The new touring exhibit “Up Close: Michelangelo’s Sistine Chapel” solves both of those problems by recreating life-size reproductions of the famous Renaissance paintings.

 

Opening June 23 in the suitably dramatic setting of The Oculus inside downtown Manhattan’s Westfield World Trade Center, “Up Close” is made up of museum-quality images taken by photographer Erich Lessing of the master’s many frescoes adorning the ceilings of The Vatican’s most famous church.

 

The 34 near life-size paintings include iconic masterpieces such as “The Creation of Adam” (which was just at the center of a controversy after a black artist created her own version with black women) and a towering depiction of “The Last Judgment” that, at four stories tall, looms over the rest of the exhibit.

 

Michelangelo painted the frescoes between 1508 and 1512 at the insistence of Pope Julius II. Though Michelangelo had primarily been a sculptor up until the commission, he leaned into the challenge and ended up painting 300 figures in all, considered hallmarks of the High Renaissance style and a template for generations of artists after him.
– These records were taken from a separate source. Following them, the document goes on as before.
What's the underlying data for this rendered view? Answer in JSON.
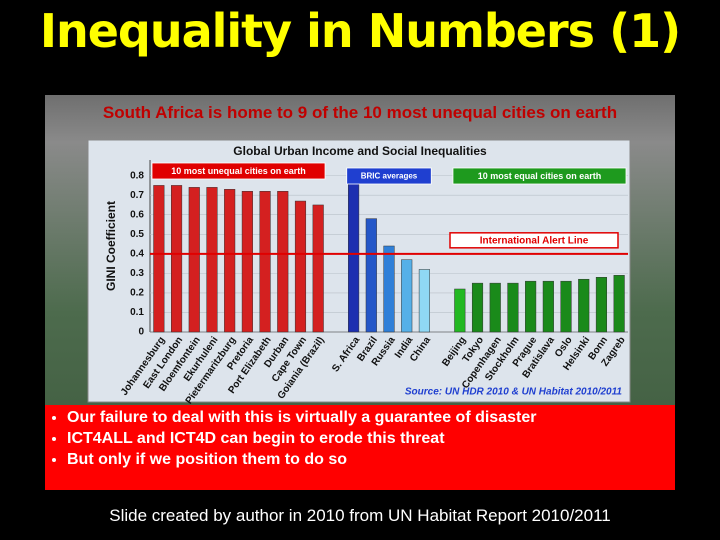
{
  "slide_title": "Inequality in Numbers (1)",
  "headline": "South Africa is home to 9 of the 10 most unequal cities on earth",
  "bullets": [
    "Our failure to deal with this is virtually a guarantee of disaster",
    "ICT4ALL and ICT4D can begin to erode this threat",
    "But only if we position them to do so"
  ],
  "caption": "Slide created by author in 2010 from UN Habitat Report 2010/2011",
  "chart_data": {
    "type": "bar",
    "title": "Global Urban Income and Social Inequalities",
    "y_label": "GINI Coefficient",
    "source": "Source: UN HDR 2010 & UN Habitat 2010/2011",
    "ylim": [
      0,
      0.88
    ],
    "yticks": [
      0,
      0.1,
      0.2,
      0.3,
      0.4,
      0.5,
      0.6,
      0.7,
      0.8
    ],
    "alert_line": {
      "label": "International Alert Line",
      "value": 0.4,
      "color": "#e00000"
    },
    "groups": [
      {
        "label": "10 most unequal cities on earth",
        "label_color": "#e00000",
        "categories": [
          "Johannesburg",
          "East London",
          "Bloemfontein",
          "Ekurhuleni",
          "Pietermaritzburg",
          "Pretoria",
          "Port Elizabeth",
          "Durban",
          "Cape Town",
          "Goiania (Brazil)"
        ],
        "values": [
          0.75,
          0.75,
          0.74,
          0.74,
          0.73,
          0.72,
          0.72,
          0.72,
          0.67,
          0.65
        ],
        "colors": [
          "#d42020",
          "#d42020",
          "#d42020",
          "#d42020",
          "#d42020",
          "#d42020",
          "#d42020",
          "#d42020",
          "#d42020",
          "#d42020"
        ]
      },
      {
        "label": "BRIC averages",
        "label_color": "#1f3fd0",
        "categories": [
          "S. Africa",
          "Brazil",
          "Russia",
          "India",
          "China"
        ],
        "values": [
          0.77,
          0.58,
          0.44,
          0.37,
          0.32
        ],
        "colors": [
          "#1d2fb0",
          "#2457c8",
          "#2f7fd8",
          "#55b0e8",
          "#8fd8f4"
        ]
      },
      {
        "label": "10 most equal cities on earth",
        "label_color": "#1e9a1e",
        "categories": [
          "Beijing",
          "Tokyo",
          "Copenhagen",
          "Stockholm",
          "Prague",
          "Bratislava",
          "Oslo",
          "Helsinki",
          "Bonn",
          "Zagreb"
        ],
        "values": [
          0.22,
          0.25,
          0.25,
          0.25,
          0.26,
          0.26,
          0.26,
          0.27,
          0.28,
          0.29
        ],
        "colors": [
          "#22b822",
          "#1a8a1a",
          "#1a8a1a",
          "#1a8a1a",
          "#1a8a1a",
          "#1a8a1a",
          "#1a8a1a",
          "#1a8a1a",
          "#1a8a1a",
          "#1a8a1a"
        ]
      }
    ]
  }
}
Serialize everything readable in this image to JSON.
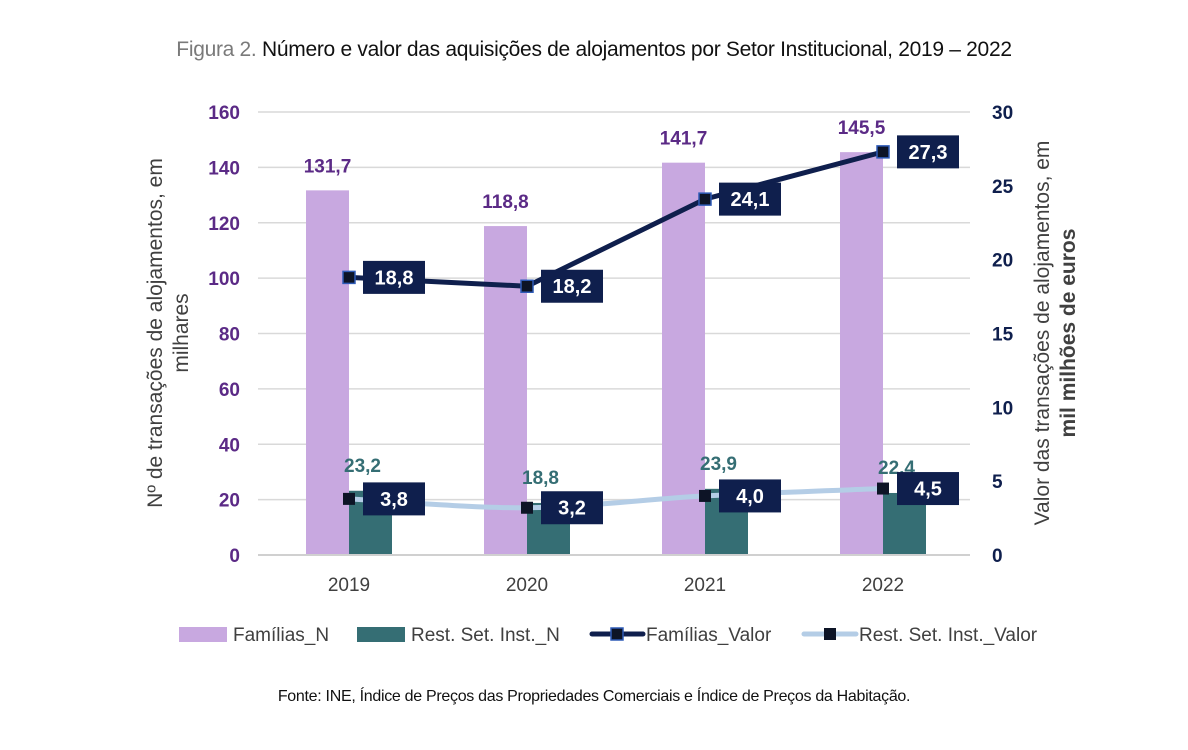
{
  "title": {
    "prefix": "Figura 2.",
    "text": "Número e valor das aquisições de alojamentos por Setor Institucional, 2019 – 2022"
  },
  "source": {
    "label": "Fonte:",
    "text": "INE, Índice de Preços das Propriedades Comerciais e Índice de Preços da Habitação."
  },
  "colors": {
    "familias_n": "#c8a8e0",
    "rest_n": "#356e74",
    "familias_valor": "#0f1f4d",
    "familias_valor_marker_border": "#2f5bb7",
    "rest_valor": "#b4cde6",
    "rest_valor_marker": "#0d1426",
    "label_box": "#0f1f4d",
    "grid": "#d9d9d9"
  },
  "chart_data": {
    "type": "bar",
    "title": "Número e valor das aquisições de alojamentos por Setor Institucional, 2019 – 2022",
    "categories": [
      "2019",
      "2020",
      "2021",
      "2022"
    ],
    "xlabel": "",
    "ylabel": "Nº de transações de alojamentos, em milhares",
    "ylabel_lines": [
      "Nº de transações de alojamentos, em",
      "milhares"
    ],
    "ylim": [
      0,
      160
    ],
    "yticks": [
      0,
      20,
      40,
      60,
      80,
      100,
      120,
      140,
      160
    ],
    "y2label": "Valor das transações de alojamentos, em mil milhões de euros",
    "y2label_lines": [
      "Valor das  transações de alojamentos, em",
      "mil milhões de euros"
    ],
    "y2lim": [
      0,
      30
    ],
    "y2ticks": [
      0,
      5,
      10,
      15,
      20,
      25,
      30
    ],
    "grid": true,
    "legend_position": "bottom",
    "series": [
      {
        "name": "Famílias_N",
        "type": "bar",
        "axis": "left",
        "values": [
          131.7,
          118.8,
          141.7,
          145.5
        ],
        "labels": [
          "131,7",
          "118,8",
          "141,7",
          "145,5"
        ]
      },
      {
        "name": "Rest. Set. Inst._N",
        "type": "bar",
        "axis": "left",
        "values": [
          23.2,
          18.8,
          23.9,
          22.4
        ],
        "labels": [
          "23,2",
          "18,8",
          "23,9",
          "22,4"
        ]
      },
      {
        "name": "Famílias_Valor",
        "type": "line",
        "axis": "right",
        "values": [
          18.8,
          18.2,
          24.1,
          27.3
        ],
        "labels": [
          "18,8",
          "18,2",
          "24,1",
          "27,3"
        ]
      },
      {
        "name": "Rest. Set. Inst._Valor",
        "type": "line",
        "axis": "right",
        "values": [
          3.8,
          3.2,
          4.0,
          4.5
        ],
        "labels": [
          "3,8",
          "3,2",
          "4,0",
          "4,5"
        ]
      }
    ]
  }
}
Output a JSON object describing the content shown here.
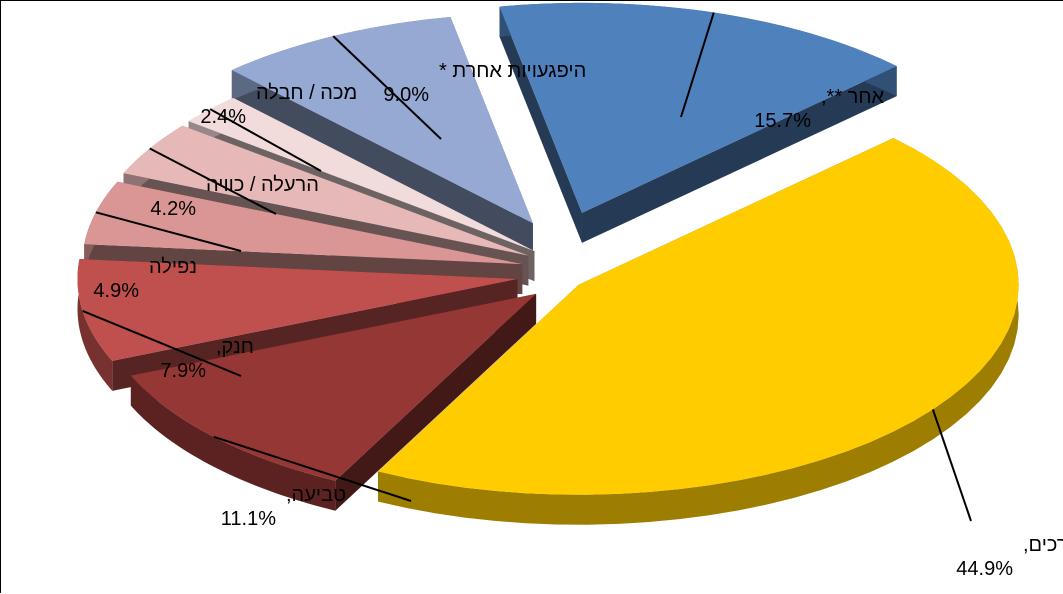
{
  "chart_data": {
    "type": "pie",
    "title": "",
    "slices": [
      {
        "label": "אחר **,",
        "value": 15.7,
        "display": "15.7%",
        "color": "#4F81BD"
      },
      {
        "label": "תאונת דרכים,",
        "value": 44.9,
        "display": "44.9%",
        "color": "#FFCC00"
      },
      {
        "label": "טביעה,",
        "value": 11.1,
        "display": "11.1%",
        "color": "#953735"
      },
      {
        "label": "חנק,",
        "value": 7.9,
        "display": "7.9%",
        "color": "#C0504D"
      },
      {
        "label": "נפילה",
        "value": 4.9,
        "display": "4.9%",
        "color": "#DA9694"
      },
      {
        "label": "הרעלה / כוויה",
        "value": 4.2,
        "display": "4.2%",
        "color": "#E6B9B8"
      },
      {
        "label": "מכה / חבלה",
        "value": 2.4,
        "display": "2.4%",
        "color": "#F2DCDB"
      },
      {
        "label": "היפגעויות אחרת *",
        "value": 9.0,
        "display": "9.0%",
        "color": "#95A9D3"
      }
    ]
  }
}
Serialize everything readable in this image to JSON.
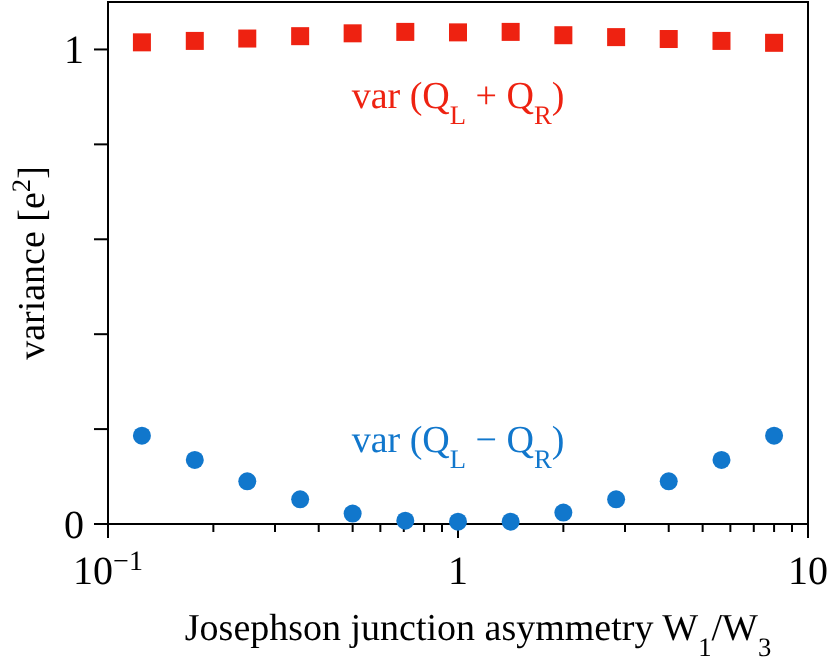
{
  "chart_data": {
    "type": "scatter",
    "xlabel": "Josephson junction asymmetry W$_{1}$/W$_{3}$",
    "ylabel": "variance [e$^{2}$]",
    "log": "x",
    "xlim": [
      0.1,
      10
    ],
    "ylim": [
      0,
      1.1
    ],
    "xticks": [
      {
        "value": 0.1,
        "label": "10$^{−1}$"
      },
      {
        "value": 0.2,
        "label": null
      },
      {
        "value": 0.3,
        "label": null
      },
      {
        "value": 0.4,
        "label": null
      },
      {
        "value": 0.5,
        "label": null
      },
      {
        "value": 0.6,
        "label": null
      },
      {
        "value": 0.7,
        "label": null
      },
      {
        "value": 0.8,
        "label": null
      },
      {
        "value": 0.9,
        "label": null
      },
      1,
      {
        "value": 2,
        "label": null
      },
      {
        "value": 3,
        "label": null
      },
      {
        "value": 4,
        "label": null
      },
      {
        "value": 5,
        "label": null
      },
      {
        "value": 6,
        "label": null
      },
      {
        "value": 7,
        "label": null
      },
      {
        "value": 8,
        "label": null
      },
      {
        "value": 9,
        "label": null
      },
      10
    ],
    "yticks": [
      0,
      {
        "value": 0.2,
        "label": null
      },
      {
        "value": 0.4,
        "label": null
      },
      {
        "value": 0.6,
        "label": null
      },
      {
        "value": 0.8,
        "label": null
      },
      1
    ],
    "grid": false,
    "x": [
      0.125,
      0.177,
      0.25,
      0.354,
      0.5,
      0.707,
      1,
      1.414,
      2,
      2.83,
      4,
      5.66,
      8
    ],
    "series": [
      {
        "name": "var (Q$_{L}$ + Q$_{R}$)",
        "color": "#ee2211",
        "marker": "square",
        "values": [
          1.015,
          1.018,
          1.023,
          1.028,
          1.034,
          1.037,
          1.036,
          1.037,
          1.03,
          1.026,
          1.022,
          1.018,
          1.014
        ]
      },
      {
        "name": "var (Q$_{L}$ − Q$_{R}$)",
        "color": "#1177cc",
        "marker": "circle",
        "values": [
          0.186,
          0.135,
          0.09,
          0.052,
          0.022,
          0.007,
          0.005,
          0.005,
          0.024,
          0.052,
          0.09,
          0.135,
          0.186
        ]
      }
    ]
  }
}
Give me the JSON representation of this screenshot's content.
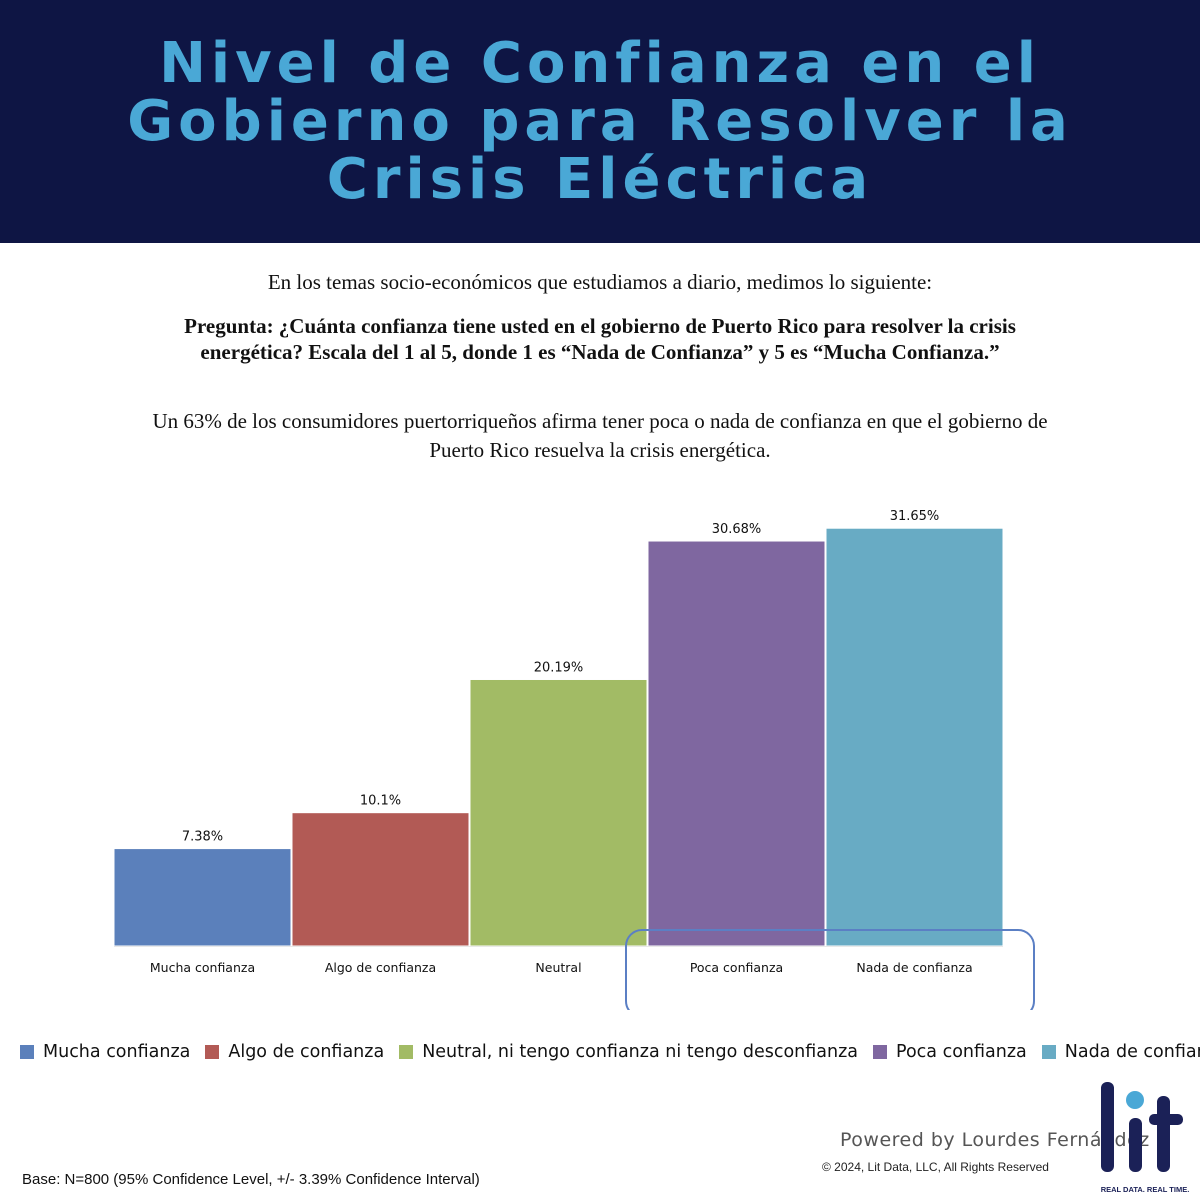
{
  "header": {
    "title_lines": [
      "Nivel de Confianza en el",
      "Gobierno para Resolver la",
      "Crisis Eléctrica"
    ]
  },
  "intro": "En los temas socio-económicos que estudiamos a diario, medimos lo siguiente:",
  "question": "Pregunta: ¿Cuánta confianza tiene usted en el gobierno de Puerto Rico para resolver la crisis energética? Escala del 1 al 5, donde 1 es “Nada de Confianza” y 5 es “Mucha Confianza.”",
  "finding": "Un 63% de los consumidores puertorriqueños afirma tener poca o nada de confianza en que el gobierno de Puerto Rico resuelva la crisis energética.",
  "chart_data": {
    "type": "bar",
    "categories": [
      "Mucha confianza",
      "Algo de confianza",
      "Neutral",
      "Poca confianza",
      "Nada de confianza"
    ],
    "values": [
      7.38,
      10.1,
      20.19,
      30.68,
      31.65
    ],
    "data_labels": [
      "7.38%",
      "10.1%",
      "20.19%",
      "30.68%",
      "31.65%"
    ],
    "colors": [
      "#5b80bb",
      "#b25a55",
      "#a2bb65",
      "#7f67a0",
      "#68abc4"
    ],
    "highlight": [
      "Poca confianza",
      "Nada de confianza"
    ],
    "highlight_color": "#5b7fc4",
    "legend": [
      "Mucha confianza",
      "Algo de confianza",
      "Neutral, ni tengo confianza ni tengo desconfianza",
      "Poca confianza",
      "Nada de confianza"
    ],
    "legend_position": "bottom",
    "ylim": [
      0,
      35
    ],
    "grid": false,
    "xlabel": "",
    "ylabel": ""
  },
  "footer": {
    "base_note": "Base: N=800 (95% Confidence Level, +/- 3.39% Confidence Interval)",
    "powered_by": "Powered by Lourdes Fernández",
    "copyright": "© 2024, Lit Data, LLC, All Rights Reserved"
  },
  "logo": {
    "wordmark": "lit",
    "tagline": "REAL DATA. REAL TIME.",
    "color_dark": "#1b2157",
    "color_dot": "#4aa8d6"
  }
}
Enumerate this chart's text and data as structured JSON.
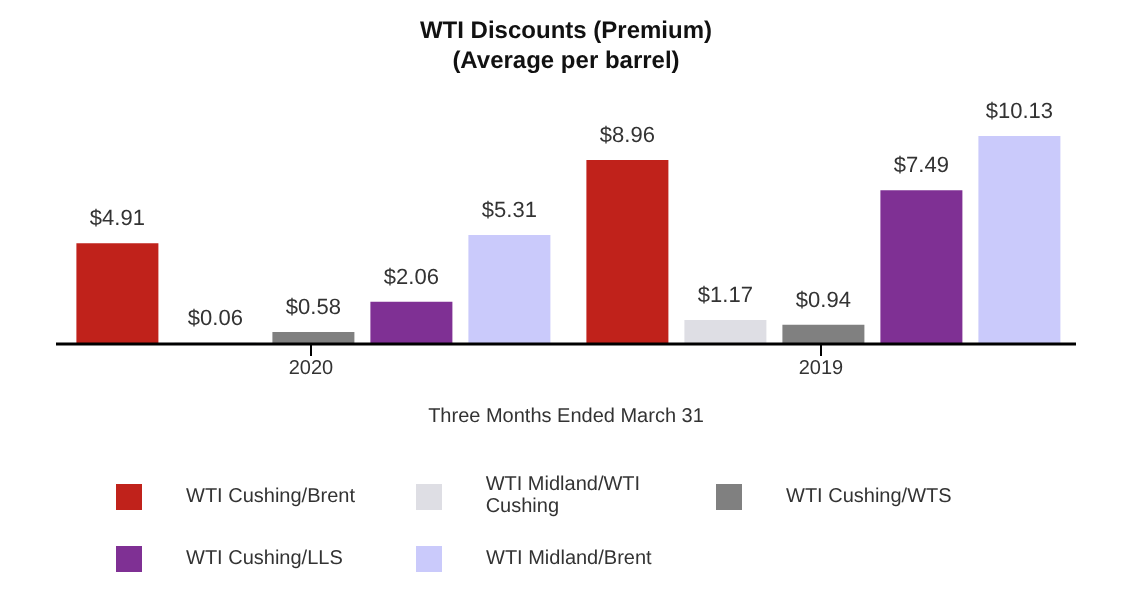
{
  "chart_data": {
    "type": "bar",
    "title": "WTI Discounts (Premium)",
    "subtitle": "(Average per barrel)",
    "xlabel": "Three Months Ended March 31",
    "categories": [
      "2020",
      "2019"
    ],
    "legend": "bottom",
    "series": [
      {
        "name": "WTI Cushing/Brent",
        "color": "#c0221b",
        "values": [
          4.91,
          8.96
        ],
        "value_labels": [
          "$4.91",
          "$8.96"
        ]
      },
      {
        "name": "WTI Midland/WTI Cushing",
        "color": "#dedee4",
        "values": [
          0.06,
          1.17
        ],
        "value_labels": [
          "$0.06",
          "$1.17"
        ]
      },
      {
        "name": "WTI Cushing/WTS",
        "color": "#808080",
        "values": [
          0.58,
          0.94
        ],
        "value_labels": [
          "$0.58",
          "$0.94"
        ]
      },
      {
        "name": "WTI Cushing/LLS",
        "color": "#7f3094",
        "values": [
          2.06,
          7.49
        ],
        "value_labels": [
          "$2.06",
          "$7.49"
        ]
      },
      {
        "name": "WTI Midland/Brent",
        "color": "#cacafb",
        "values": [
          5.31,
          10.13
        ],
        "value_labels": [
          "$5.31",
          "$10.13"
        ]
      }
    ]
  }
}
Contrary to popular belief, he painted the ceilings while standing up, which sounds pretty much like torture. No one likes a showoff, Mikey, your peers were already impressed.

“Up Close” arranges the paintings with plenty of room to get as close or as far away as you like, which beats jostling with hordes of tourists only to end up with a crick in your neck from staring up. Yes, you probably already know these paintings well, but there’s something to be said for appreciating the artist’s effort, which really only comes when you can see their sheer size and put your nose right up to the brushstrokes.

Tickets for the exhibit start at $15, with an optional audio guide (available in four languages) for $3. “Up Close” is open daily, and will remain on display through July 23; after that, it sets off on an eight-city tour of Westfield properties across the country, beginning in New Jersey then moving on to Sacramento, Los Angeles, San Diego, Seattle, Chicago and Annapolis, Maryland.